NSA höre mein Flehen
Axel und die Verschlüsselung
Axel spinnt. Gut, das weiß zumindest sein Teehändler schon, seitdem der junge Mann im Laden die bräunliche Schlacke zum Entsorgen zurückgibt. Aber jetzt hat er wirklich einen Sprung in der Tasse, denn er behauptet steif und fest, dass der amerikanische Geheimdienst seine Emails liest. Ich halte das für Kaffeesatz-Leserei.

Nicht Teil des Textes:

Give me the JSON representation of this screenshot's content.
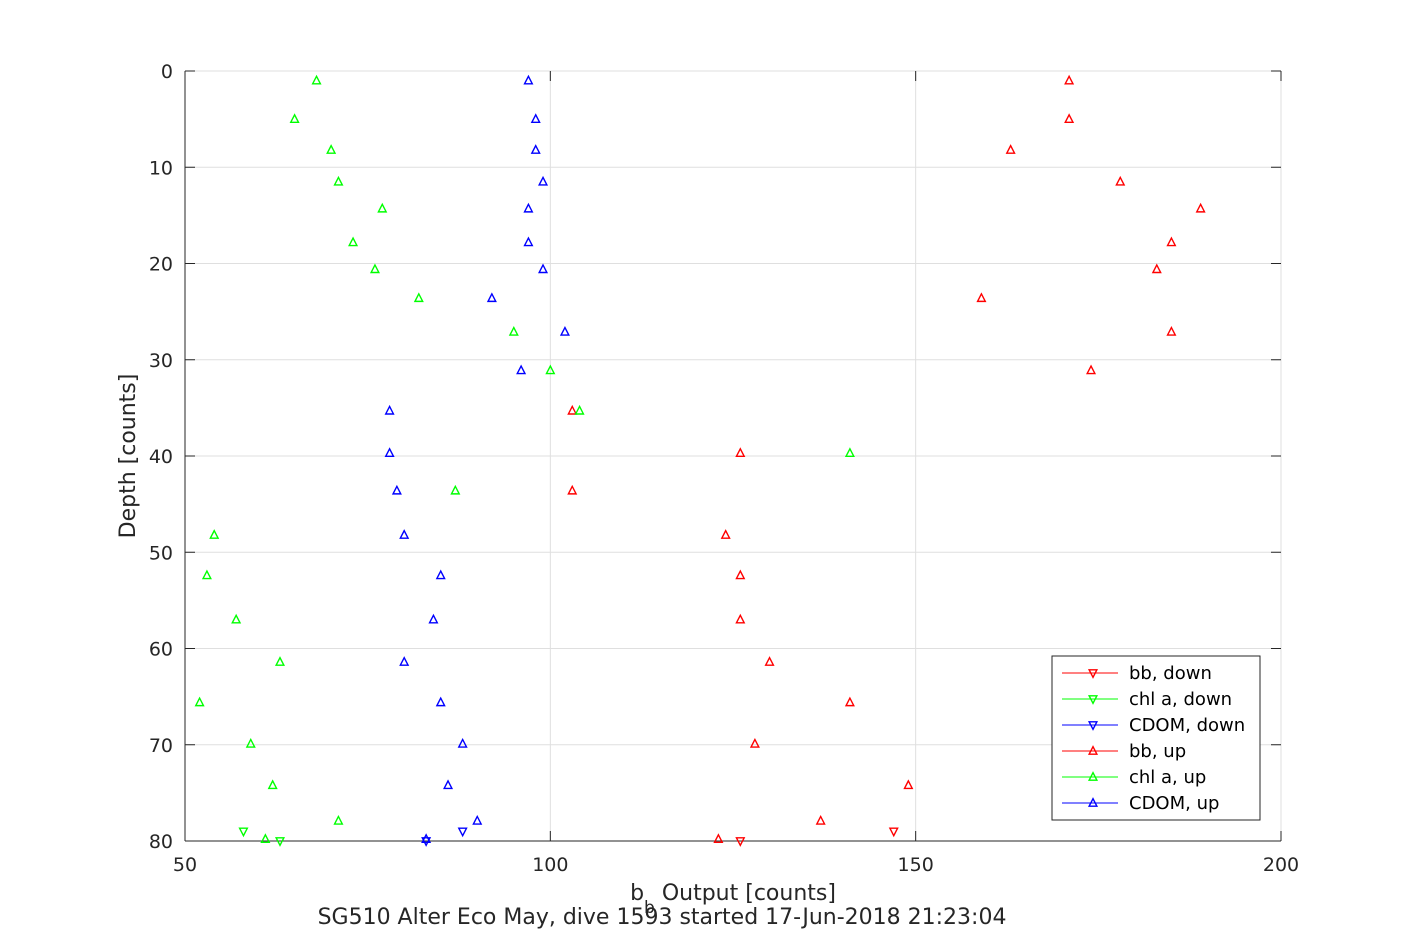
{
  "chart_data": {
    "type": "scatter",
    "xlabel_main": "b",
    "xlabel_sub": "b",
    "xlabel_rest": " Output [counts]",
    "ylabel": "Depth [counts]",
    "caption": "SG510 Alter Eco May, dive 1593 started 17-Jun-2018 21:23:04",
    "xlim": [
      50,
      200
    ],
    "ylim": [
      0,
      80
    ],
    "y_reversed": true,
    "grid": true,
    "xticks": [
      "50",
      "100",
      "150",
      "200"
    ],
    "yticks": [
      "0",
      "10",
      "20",
      "30",
      "40",
      "50",
      "60",
      "70",
      "80"
    ],
    "legend_position": "bottom-right",
    "series": [
      {
        "name": "bb, down",
        "color": "#ff0000",
        "marker": "down",
        "x": [
          126,
          147
        ],
        "y": [
          80,
          79
        ]
      },
      {
        "name": "chl a, down",
        "color": "#00ff00",
        "marker": "down",
        "x": [
          58,
          63
        ],
        "y": [
          79,
          80
        ]
      },
      {
        "name": "CDOM, down",
        "color": "#0000ff",
        "marker": "down",
        "x": [
          83,
          88
        ],
        "y": [
          80,
          79
        ]
      },
      {
        "name": "bb, up",
        "color": "#ff0000",
        "marker": "up",
        "x": [
          171,
          171,
          163,
          178,
          189,
          185,
          183,
          159,
          185,
          174,
          103,
          126,
          103,
          124,
          126,
          126,
          130,
          141,
          128,
          149,
          137,
          123
        ],
        "y": [
          1,
          5,
          8.2,
          11.5,
          14.3,
          17.8,
          20.6,
          23.6,
          27.1,
          31.1,
          35.3,
          39.7,
          43.6,
          48.2,
          52.4,
          57,
          61.4,
          65.6,
          69.9,
          74.2,
          77.9,
          79.8
        ]
      },
      {
        "name": "chl a, up",
        "color": "#00ff00",
        "marker": "up",
        "x": [
          68,
          65,
          70,
          71,
          77,
          73,
          76,
          82,
          95,
          100,
          104,
          141,
          87,
          54,
          53,
          57,
          63,
          52,
          59,
          62,
          71,
          61
        ],
        "y": [
          1,
          5,
          8.2,
          11.5,
          14.3,
          17.8,
          20.6,
          23.6,
          27.1,
          31.1,
          35.3,
          39.7,
          43.6,
          48.2,
          52.4,
          57,
          61.4,
          65.6,
          69.9,
          74.2,
          77.9,
          79.8
        ]
      },
      {
        "name": "CDOM, up",
        "color": "#0000ff",
        "marker": "up",
        "x": [
          97,
          98,
          98,
          99,
          97,
          97,
          99,
          92,
          102,
          96,
          78,
          78,
          79,
          80,
          85,
          84,
          80,
          85,
          88,
          86,
          90,
          83
        ],
        "y": [
          1,
          5,
          8.2,
          11.5,
          14.3,
          17.8,
          20.6,
          23.6,
          27.1,
          31.1,
          35.3,
          39.7,
          43.6,
          48.2,
          52.4,
          57,
          61.4,
          65.6,
          69.9,
          74.2,
          77.9,
          79.8
        ]
      }
    ]
  }
}
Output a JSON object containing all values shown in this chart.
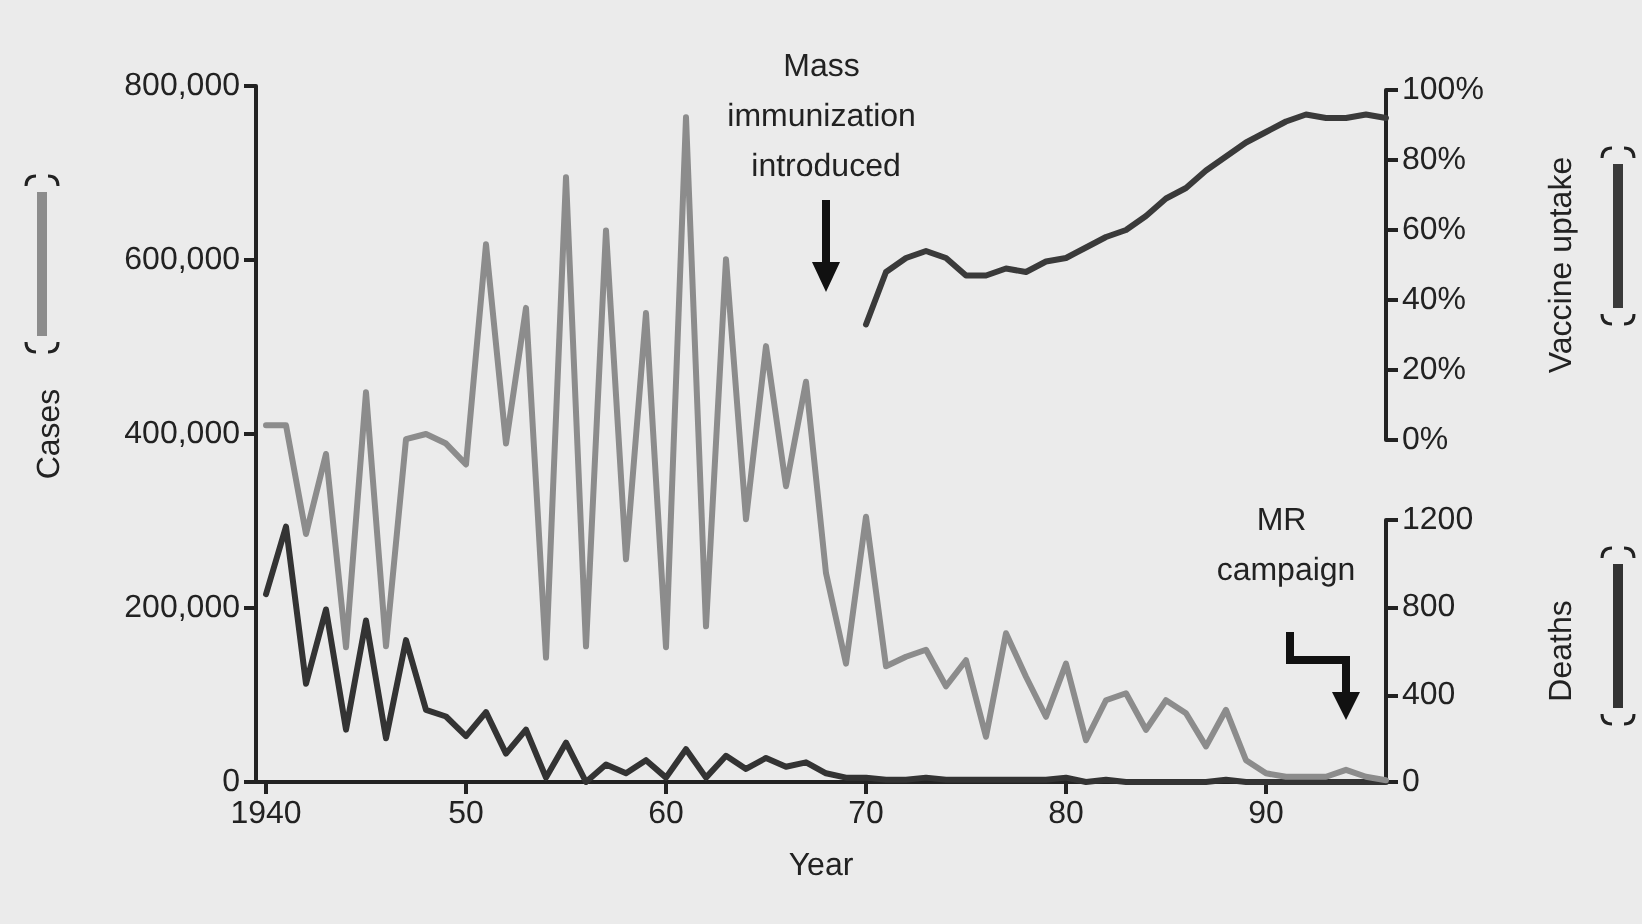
{
  "chart_data": {
    "type": "line",
    "xlabel": "Year",
    "ylabel": "Cases",
    "y2label": "Vaccine uptake",
    "y3label": "Deaths",
    "x": [
      1940,
      1941,
      1942,
      1943,
      1944,
      1945,
      1946,
      1947,
      1948,
      1949,
      1950,
      1951,
      1952,
      1953,
      1954,
      1955,
      1956,
      1957,
      1958,
      1959,
      1960,
      1961,
      1962,
      1963,
      1964,
      1965,
      1966,
      1967,
      1968,
      1969,
      1970,
      1971,
      1972,
      1973,
      1974,
      1975,
      1976,
      1977,
      1978,
      1979,
      1980,
      1981,
      1982,
      1983,
      1984,
      1985,
      1986,
      1987,
      1988,
      1989,
      1990,
      1991,
      1992,
      1993,
      1994,
      1995,
      1996
    ],
    "xlim": [
      1939.5,
      1996
    ],
    "xticks": [
      1940,
      {
        "value": 1950,
        "label": "50"
      },
      {
        "value": 1960,
        "label": "60"
      },
      {
        "value": 1970,
        "label": "70"
      },
      {
        "value": 1980,
        "label": "80"
      },
      {
        "value": 1990,
        "label": "90"
      }
    ],
    "ylim": [
      0,
      800000
    ],
    "yticks": [
      0,
      {
        "value": 200000,
        "label": "200,000"
      },
      {
        "value": 400000,
        "label": "400,000"
      },
      {
        "value": 600000,
        "label": "600,000"
      },
      {
        "value": 800000,
        "label": "800,000"
      }
    ],
    "y2lim": [
      0,
      100
    ],
    "y2ticks": [
      {
        "value": 0,
        "label": "0%"
      },
      {
        "value": 20,
        "label": "20%"
      },
      {
        "value": 40,
        "label": "40%"
      },
      {
        "value": 60,
        "label": "60%"
      },
      {
        "value": 80,
        "label": "80%"
      },
      {
        "value": 100,
        "label": "100%"
      }
    ],
    "y3lim": [
      0,
      1200
    ],
    "y3ticks": [
      0,
      400,
      800,
      1200
    ],
    "series": [
      {
        "color": "#8c8c8c",
        "values": [
          410000,
          410000,
          285000,
          377000,
          155000,
          448000,
          156000,
          394000,
          400000,
          389000,
          365000,
          618000,
          389000,
          545000,
          143000,
          695000,
          156000,
          634000,
          256000,
          539000,
          155000,
          764000,
          179000,
          601000,
          302000,
          501000,
          340000,
          460000,
          240000,
          136000,
          305000,
          133000,
          144000,
          152000,
          110000,
          140000,
          52000,
          171000,
          121000,
          75000,
          136000,
          48000,
          94000,
          102000,
          60000,
          94000,
          79000,
          41000,
          83000,
          25000,
          10000,
          6000,
          6000,
          6000,
          14000,
          6000,
          2000
        ]
      },
      {
        "axis": "y3",
        "color": "#333333",
        "values": [
          860,
          1170,
          450,
          790,
          240,
          740,
          200,
          650,
          330,
          300,
          210,
          320,
          130,
          240,
          20,
          180,
          0,
          80,
          40,
          100,
          20,
          150,
          20,
          120,
          60,
          110,
          70,
          90,
          40,
          20,
          20,
          10,
          10,
          20,
          10,
          10,
          10,
          10,
          10,
          10,
          20,
          0,
          10,
          0,
          0,
          0,
          0,
          0,
          10,
          0,
          0,
          0,
          0,
          0,
          0,
          0,
          0
        ]
      },
      {
        "axis": "y2",
        "color": "#3a3a3a",
        "x": [
          1970,
          1971,
          1972,
          1973,
          1974,
          1975,
          1976,
          1977,
          1978,
          1979,
          1980,
          1981,
          1982,
          1983,
          1984,
          1985,
          1986,
          1987,
          1988,
          1989,
          1990,
          1991,
          1992,
          1993,
          1994,
          1995,
          1996
        ],
        "values": [
          33,
          48,
          52,
          54,
          52,
          47,
          47,
          49,
          48,
          51,
          52,
          55,
          58,
          60,
          64,
          69,
          72,
          77,
          81,
          85,
          88,
          91,
          93,
          92,
          92,
          93,
          92
        ]
      }
    ],
    "grid": false,
    "marker": "none",
    "line_style": "solid",
    "annotations": [
      "Mass immunization introduced",
      "MR campaign"
    ]
  }
}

Ich pflege nämlich abends ein gutes Buch zu lesen, das mich entspannt, mir die Mühsal des Tages ein wenig vom Leib hält und mir parziell das Gefühl gibt, geliebt zu werden. Das habe ich mir verdient, schließlich halte ich Erika, meine Freundin, dem Rest der Menschheit von der Pelle. Nicht dass mir das von irgendjemandem gedankt werden müsste. Von Erika sowieso nicht, die sich immer beklagt, wir würden zu wenig unter die Menschen gehen. Der kleine Scherz "Was will ich denn in der Kanalisation" zündete zuerst gar nicht und brachte mir dann eine Portion Kartoffelmus heiß im Gesicht ein.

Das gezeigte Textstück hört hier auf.